Los vascos estamos, es cierto, crecientemente enajenados: entorpecidos en el uso de nuestra razón y nuestros sentidos; enemistados con quienes antes teníamos trato. Y, sobre todo, ajenos a nosotros mismos, a nuestra pluralidad estructural y nuestra tradición de pluralismo. Lo hemos sido más (hasta 1995), lo hemos sido menos (desde 1998) y estamos dejando de serlo. Regidos por una voluntad ajena, poseídos, estamos perdiendo el control de nuestro presente. Ni tan siquiera nos queda el frágil espacio del dolor compartido tras cada asesinato (espacio breve, estrecho, hipócrita si se quiera, pero espacio común al fín y al cabo). Como para pensar en controlar nuestro futuro...

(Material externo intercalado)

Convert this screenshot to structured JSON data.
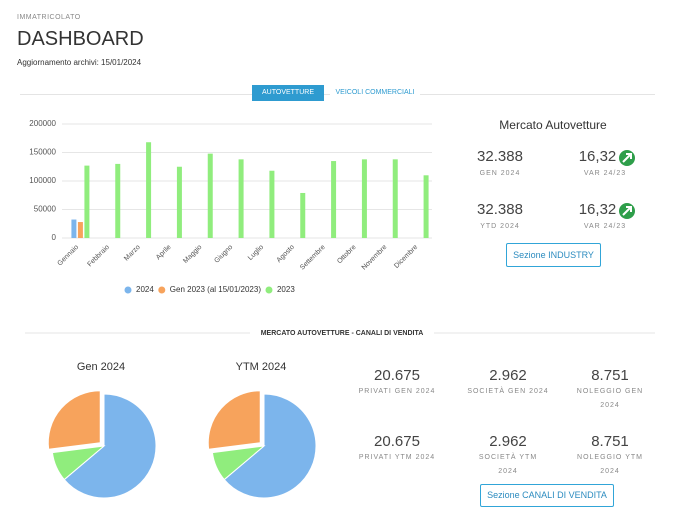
{
  "header": {
    "section": "IMMATRICOLATO",
    "title": "DASHBOARD",
    "updated": "Aggiornamento archivi: 15/01/2024"
  },
  "tabs": [
    "AUTOVETTURE",
    "VEICOLI COMMERCIALI"
  ],
  "chart_data": [
    {
      "type": "bar",
      "categories": [
        "Gennaio",
        "Febbraio",
        "Marzo",
        "Aprile",
        "Maggio",
        "Giugno",
        "Luglio",
        "Agosto",
        "Settembre",
        "Ottobre",
        "Novembre",
        "Dicembre"
      ],
      "series": [
        {
          "name": "2024",
          "color": "#7cb5ec",
          "values": [
            32388,
            null,
            null,
            null,
            null,
            null,
            null,
            null,
            null,
            null,
            null,
            null
          ]
        },
        {
          "name": "Gen 2023 (al 15/01/2023)",
          "color": "#f7a35c",
          "values": [
            28000,
            null,
            null,
            null,
            null,
            null,
            null,
            null,
            null,
            null,
            null,
            null
          ]
        },
        {
          "name": "2023",
          "color": "#90ed7d",
          "values": [
            127000,
            130000,
            168000,
            125000,
            148000,
            138000,
            118000,
            79000,
            135000,
            138000,
            138000,
            110000
          ]
        }
      ],
      "ylim": [
        0,
        200000
      ],
      "yticks": [
        0,
        50000,
        100000,
        150000,
        200000
      ],
      "grid": true
    },
    {
      "type": "pie",
      "title": "Gen 2024",
      "values": [
        20675,
        2962,
        8751
      ],
      "colors": [
        "#7cb5ec",
        "#90ed7d",
        "#f7a35c"
      ]
    },
    {
      "type": "pie",
      "title": "YTM 2024",
      "values": [
        20675,
        2962,
        8751
      ],
      "colors": [
        "#7cb5ec",
        "#90ed7d",
        "#f7a35c"
      ]
    }
  ],
  "market": {
    "title": "Mercato Autovetture",
    "stats": [
      {
        "value": "32.388",
        "label": "GEN 2024"
      },
      {
        "value": "16,32",
        "label": "VAR 24/23"
      },
      {
        "value": "32.388",
        "label": "YTD 2024"
      },
      {
        "value": "16,32",
        "label": "VAR 24/23"
      }
    ],
    "button": "Sezione INDUSTRY"
  },
  "channels": {
    "title": "MERCATO AUTOVETTURE - CANALI DI VENDITA",
    "stats": [
      {
        "value": "20.675",
        "label": "PRIVATI GEN 2024"
      },
      {
        "value": "2.962",
        "label": "SOCIETÀ GEN 2024"
      },
      {
        "value": "8.751",
        "label": "NOLEGGIO GEN 2024"
      },
      {
        "value": "20.675",
        "label": "PRIVATI YTM 2024"
      },
      {
        "value": "2.962",
        "label": "SOCIETÀ YTM 2024"
      },
      {
        "value": "8.751",
        "label": "NOLEGGIO YTM 2024"
      }
    ],
    "button": "Sezione CANALI DI VENDITA"
  }
}
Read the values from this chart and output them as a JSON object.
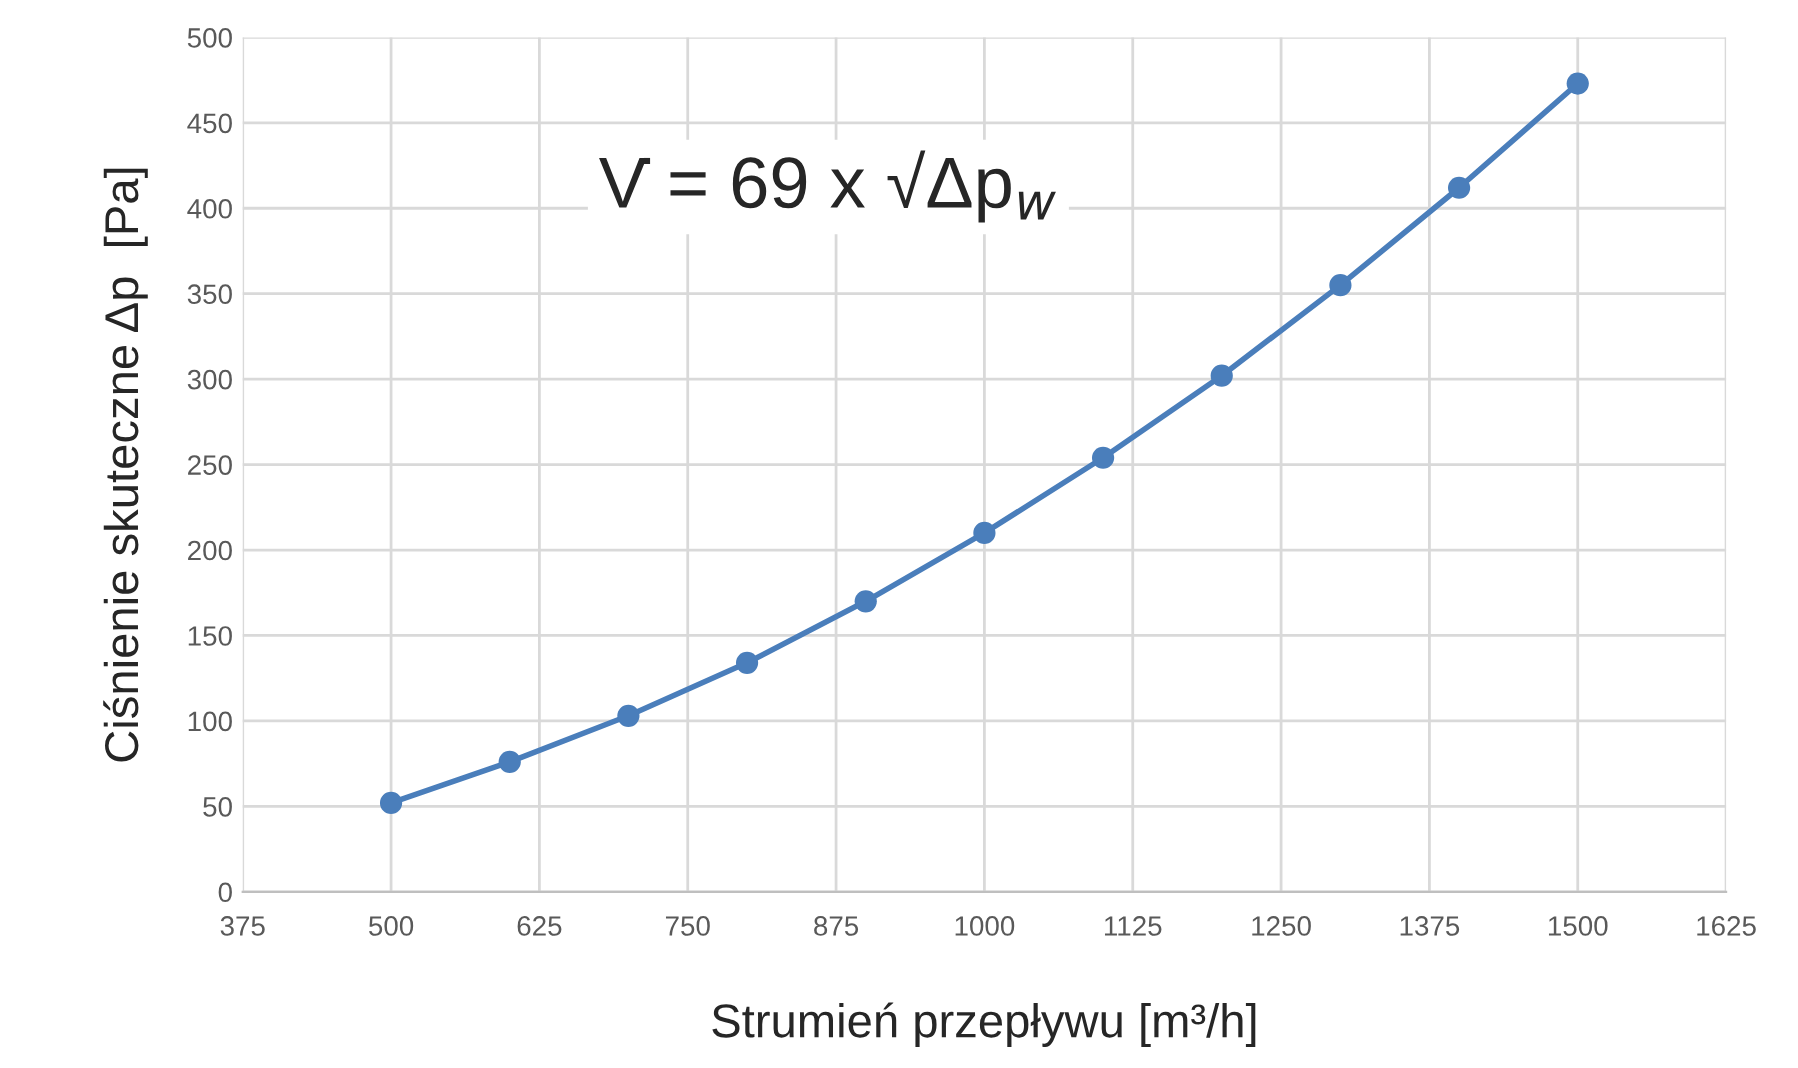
{
  "chart_data": {
    "type": "line",
    "xlabel": "Strumień przepływu [m³/h]",
    "ylabel": "Ciśnienie skuteczne Δp  [Pa]",
    "x": [
      500,
      600,
      700,
      800,
      900,
      1000,
      1100,
      1200,
      1300,
      1400,
      1500
    ],
    "series": [
      {
        "color": "#4a7ebb",
        "values": [
          52,
          76,
          103,
          134,
          170,
          210,
          254,
          302,
          355,
          412,
          473
        ]
      }
    ],
    "xlim": [
      375,
      1625
    ],
    "xticks": [
      375,
      500,
      625,
      750,
      875,
      1000,
      1125,
      1250,
      1375,
      1500,
      1625
    ],
    "ylim": [
      0,
      500
    ],
    "yticks": [
      0,
      50,
      100,
      150,
      200,
      250,
      300,
      350,
      400,
      450,
      500
    ],
    "grid": true,
    "marker": "circle",
    "line_style": "solid",
    "annotations": [
      "V̇ = 69 x √Δp$_{w}$"
    ]
  }
}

Es cierto: los vascos estamos sometidos a una voluntad ajena. No puede ser que seamos nosotros mismos quienes estamos haciendo lo que estamos haciendo. ¿Posesión infernal? Tal vez, pero el infierno somos nosotros. ¿Extravío mental, arrebato de locura? Acaso, pero se trata de una locura metódica. En cualquier caso, nosotros somos los extraviados y los extraviadores, los enajenados y los enajenadores, los sometidos y los sometedores. ¿Mirar hacia fuera? ¿Buscar en otro lado? Será que no queremos reconocer el problema.